Les producteurs français ayant retiré les engrais chimiques et les pesticides de leurs cultures correspondent à une progression de 8,5%, ils sont maintenant 28 725. Même si cela ne représente que 6,5% des exploitations françaises, c’est malgré tout 10% des emplois agricoles.
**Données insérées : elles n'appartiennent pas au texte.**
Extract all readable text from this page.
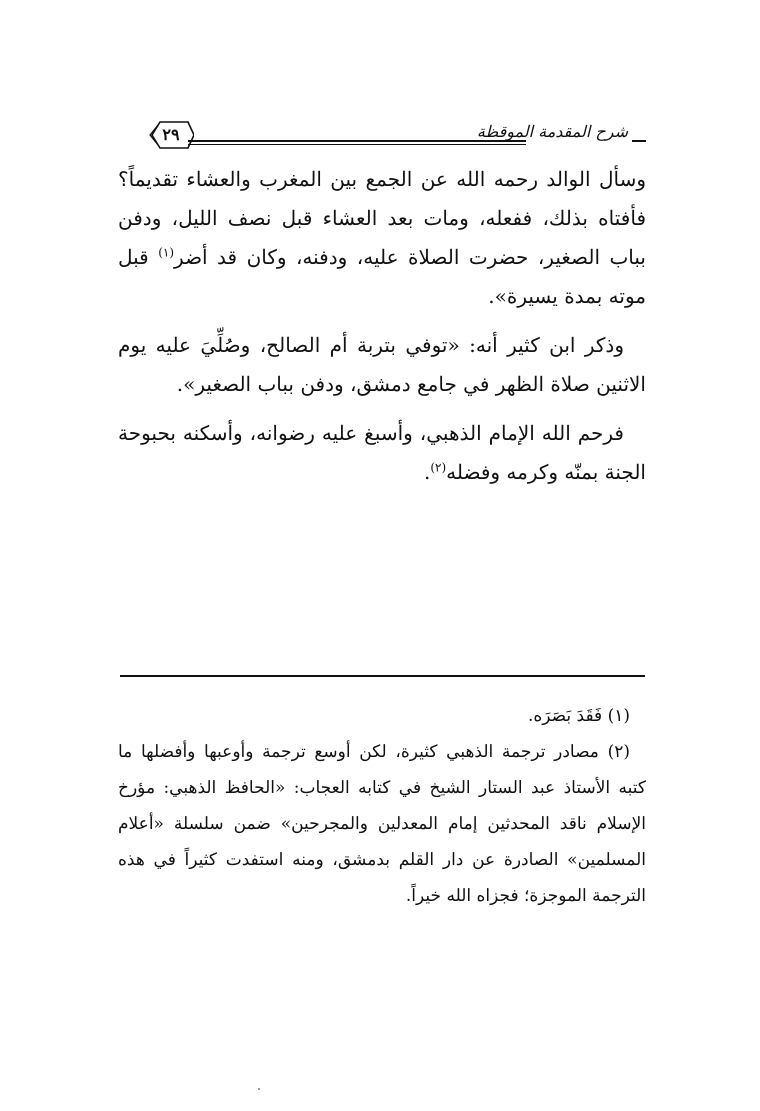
شرح المقدمة الموقظة
٢٩

وسأل الوالد رحمه الله عن الجمع بين المغرب والعشاء تقديماً؟ فأفتاه بذلك، ففعله، ومات بعد العشاء قبل نصف الليل، ودفن بباب الصغير، حضرت الصلاة عليه، ودفنه، وكان قد أضر$^{(١)}$ قبل موته بمدة يسيرة».

وذكر ابن كثير أنه: «توفي بتربة أم الصالح، وصُلِّيَ عليه يوم الاثنين صلاة الظهر في جامع دمشق، ودفن بباب الصغير».

فرحم الله الإمام الذهبي، وأسبغ عليه رضوانه، وأسكنه بحبوحة الجنة بمنّه وكرمه وفضله$^{(٢)}$.

(١) فَقَدَ بَصَرَه.

(٢) مصادر ترجمة الذهبي كثيرة، لكن أوسع ترجمة وأوعبها وأفضلها ما كتبه الأستاذ عبد الستار الشيخ في كتابه العجاب: «الحافظ الذهبي: مؤرخ الإسلام ناقد المحدثين إمام المعدلين والمجرحين» ضمن سلسلة «أعلام المسلمين» الصادرة عن دار القلم بدمشق، ومنه استفدت كثيراً في هذه الترجمة الموجزة؛ فجزاه الله خيراً.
Stéphanie Pageot, présidente de la Fédération nationale de l’agriculture biologique (FNAB), informe que les exploitations bio regroupent plusieurs activités et engendre un besoin de salarié. Installée avec son mari et son beau-frère en Loire-Atlantique , elle est responsable de 55 vaches laitières sur 180 hectares. Mme Pageot a voulu retrouver un pouvoir de décision et un prix rémunérateur. Elle remarque une véritable conversion au bio sur tout le territoire, depuis six mois. Le public, lors des réunions d’informations sur le bio, est de plus en plus conséquent.

M. Leduc, éleveur breton bio, producteur de lait, a cessé de livrer son lait bio chez Lactalis, car même si le géant laitier restait preneur, il ne représentait qu’un numéro, il a donc décidé de travailler avec Biolait. L’objectif des agriculteurs est d’obtenir des prix décents. Le lait conventionné payé par les grands industriels et coopératives, est descendu à 270 euros la tonne, alors qu’en bio il peut aller jusqu’à 400/450 euros, sans variation aléatoire. De plus, le coût pour nourrir les bêtes est considérablement réduit. Selon M. Leduc, en arrêtant d’acheter des tourteaux de soja et de colza, il économise 2500 euros par mois et cela lui paie ses prêts.

La conversion des agriculteurs repose aussi sur la demande des consommateurs. Pour l’instant elle progresse, le consommateur a été sensible aux différents documentaires dénonçant l’impact des pesticides. Les clients cherchent à mieux se nourrir. Selon l’Agence Bio, le marché des produit bio a encore progressé de 10% en 2015, et s’élève à 5,5 milliards d’euros.